The first centenary of Alexander von Humboldt’s birth was celebrated on 14 September 1869, with great enthusiasm in both the New and Old Worlds. Numerous monuments were constructed in his honor, such as Humboldt Park in Chicago, planned that year and constructed shortly after the Chicago fire. Newly explored regions and species named after Humboldt, as discussed below, also stand as a measure of his wide fame and popularity.

Death and Legacy

On 24 February 1857, Alexander von Humboldt suffered a minor stroke, which passed without perceptible symptoms. It was not until the winter of 1858-1859 that his strength began to decline; on 6 May 1859, he died peacefully in Berlin, aged 89. His last words were reported to be “How glorious these sunbeams are! They seem to call Earth to the Heavens!”

His book ‘Kosmos’ can be regarded as one among his greatest works where he instilled all his knowledge about natural science. He collected much data during his life and advocated that all the physical science such as meteorology, biology, and geology have an interrelated relationship.
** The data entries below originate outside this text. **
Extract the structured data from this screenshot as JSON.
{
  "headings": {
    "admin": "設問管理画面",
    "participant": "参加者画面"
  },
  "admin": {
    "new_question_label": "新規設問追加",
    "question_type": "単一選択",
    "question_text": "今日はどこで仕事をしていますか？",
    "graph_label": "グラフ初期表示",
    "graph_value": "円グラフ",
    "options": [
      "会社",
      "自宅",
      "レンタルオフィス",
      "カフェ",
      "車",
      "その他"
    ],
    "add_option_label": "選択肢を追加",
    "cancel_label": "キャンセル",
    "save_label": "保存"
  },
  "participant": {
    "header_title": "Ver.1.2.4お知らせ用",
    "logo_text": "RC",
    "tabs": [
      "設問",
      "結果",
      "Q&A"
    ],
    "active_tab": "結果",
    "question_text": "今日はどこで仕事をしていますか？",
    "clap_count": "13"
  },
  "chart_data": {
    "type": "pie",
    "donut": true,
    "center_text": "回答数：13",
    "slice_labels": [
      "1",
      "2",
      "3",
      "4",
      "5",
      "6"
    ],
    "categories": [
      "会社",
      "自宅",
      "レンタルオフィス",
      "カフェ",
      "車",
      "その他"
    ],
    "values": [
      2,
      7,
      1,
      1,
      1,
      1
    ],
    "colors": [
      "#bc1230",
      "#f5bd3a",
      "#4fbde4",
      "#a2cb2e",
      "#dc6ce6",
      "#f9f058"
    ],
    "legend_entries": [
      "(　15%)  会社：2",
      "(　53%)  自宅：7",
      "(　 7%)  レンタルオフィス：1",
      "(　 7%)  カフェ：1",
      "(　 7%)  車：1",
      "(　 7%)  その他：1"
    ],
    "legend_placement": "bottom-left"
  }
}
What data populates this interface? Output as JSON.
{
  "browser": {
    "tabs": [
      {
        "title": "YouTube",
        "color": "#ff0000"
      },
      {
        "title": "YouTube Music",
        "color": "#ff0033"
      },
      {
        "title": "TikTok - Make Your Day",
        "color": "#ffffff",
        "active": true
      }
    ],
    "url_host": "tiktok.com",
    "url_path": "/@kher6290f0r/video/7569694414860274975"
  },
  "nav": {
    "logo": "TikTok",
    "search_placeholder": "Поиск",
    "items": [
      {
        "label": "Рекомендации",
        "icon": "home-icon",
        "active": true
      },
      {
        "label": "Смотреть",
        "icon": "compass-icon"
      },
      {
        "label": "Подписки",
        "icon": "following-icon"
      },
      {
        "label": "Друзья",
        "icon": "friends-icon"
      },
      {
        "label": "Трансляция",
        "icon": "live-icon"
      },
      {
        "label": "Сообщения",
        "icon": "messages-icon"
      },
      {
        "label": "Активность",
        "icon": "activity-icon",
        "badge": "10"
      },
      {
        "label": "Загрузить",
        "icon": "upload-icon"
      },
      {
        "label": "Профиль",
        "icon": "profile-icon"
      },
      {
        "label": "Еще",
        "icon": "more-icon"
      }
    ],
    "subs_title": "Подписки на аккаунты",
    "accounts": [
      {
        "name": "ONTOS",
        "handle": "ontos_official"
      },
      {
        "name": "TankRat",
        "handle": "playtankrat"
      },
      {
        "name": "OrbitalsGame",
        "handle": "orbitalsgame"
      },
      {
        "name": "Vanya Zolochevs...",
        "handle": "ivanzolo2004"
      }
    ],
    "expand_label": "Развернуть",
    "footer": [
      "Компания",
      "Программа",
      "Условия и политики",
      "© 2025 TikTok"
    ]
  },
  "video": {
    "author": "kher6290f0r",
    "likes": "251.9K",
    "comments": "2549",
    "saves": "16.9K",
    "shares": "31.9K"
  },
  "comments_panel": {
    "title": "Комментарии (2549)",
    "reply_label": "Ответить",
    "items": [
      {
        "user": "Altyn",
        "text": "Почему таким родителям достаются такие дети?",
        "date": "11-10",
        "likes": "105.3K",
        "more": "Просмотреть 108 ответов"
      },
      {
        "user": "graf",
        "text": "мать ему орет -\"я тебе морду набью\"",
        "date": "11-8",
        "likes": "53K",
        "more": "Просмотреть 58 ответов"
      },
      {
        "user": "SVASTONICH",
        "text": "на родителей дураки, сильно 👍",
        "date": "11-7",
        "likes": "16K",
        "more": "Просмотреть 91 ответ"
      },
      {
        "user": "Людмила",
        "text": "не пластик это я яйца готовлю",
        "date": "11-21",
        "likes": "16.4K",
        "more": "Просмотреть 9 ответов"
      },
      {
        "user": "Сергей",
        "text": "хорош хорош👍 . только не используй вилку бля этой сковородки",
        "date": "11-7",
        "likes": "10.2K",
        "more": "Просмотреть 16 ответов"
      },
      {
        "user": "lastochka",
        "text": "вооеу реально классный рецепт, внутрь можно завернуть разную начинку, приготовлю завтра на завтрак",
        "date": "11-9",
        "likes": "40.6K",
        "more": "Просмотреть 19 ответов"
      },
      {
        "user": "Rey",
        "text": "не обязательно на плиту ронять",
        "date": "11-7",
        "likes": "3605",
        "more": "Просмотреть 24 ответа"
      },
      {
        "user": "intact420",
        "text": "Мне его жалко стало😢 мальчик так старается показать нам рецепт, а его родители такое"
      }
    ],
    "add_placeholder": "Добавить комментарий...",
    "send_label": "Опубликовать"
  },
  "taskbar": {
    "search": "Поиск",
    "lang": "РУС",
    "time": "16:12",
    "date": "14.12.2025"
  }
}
His remains were conveyed in the state through the streets of Berlin, in a hearse drawn by six horses. Royal chamberlains led the cortège, each charged with carrying a pillow with Humboldt’s medals and other decorations of honor. Humboldt’s extended family, descendants of his brother Wilhelm, walked in the procession. Humboldt’s coffin was received by the prince-regent at the door of the cathedral. He was interred at the family resting-place at Tegel, alongside his brother Wilhelm and sister-in-law Caroline.

Some of the geographical features and places named after him include ‘Humboldt Bay’, ‘Humboldt River’, ‘Pico Humboldt’, Humboldt Sink’, ‘Sima Humboldt’, ‘Humboldt Falls’, Hacienda Humboldt’, ‘Humboldt Kansas’, ‘Humboldt, Illinois’, ‘Humboldt Arizona’ and ‘Alexander von Humboldt National Forest, Peru’. The astronomical features named after this famous geologist are ‘Mare Humboldtianum lunar mare’ and ‘asteroid 54 Alexandra’. Many school and colleges have also been named after Humboldt.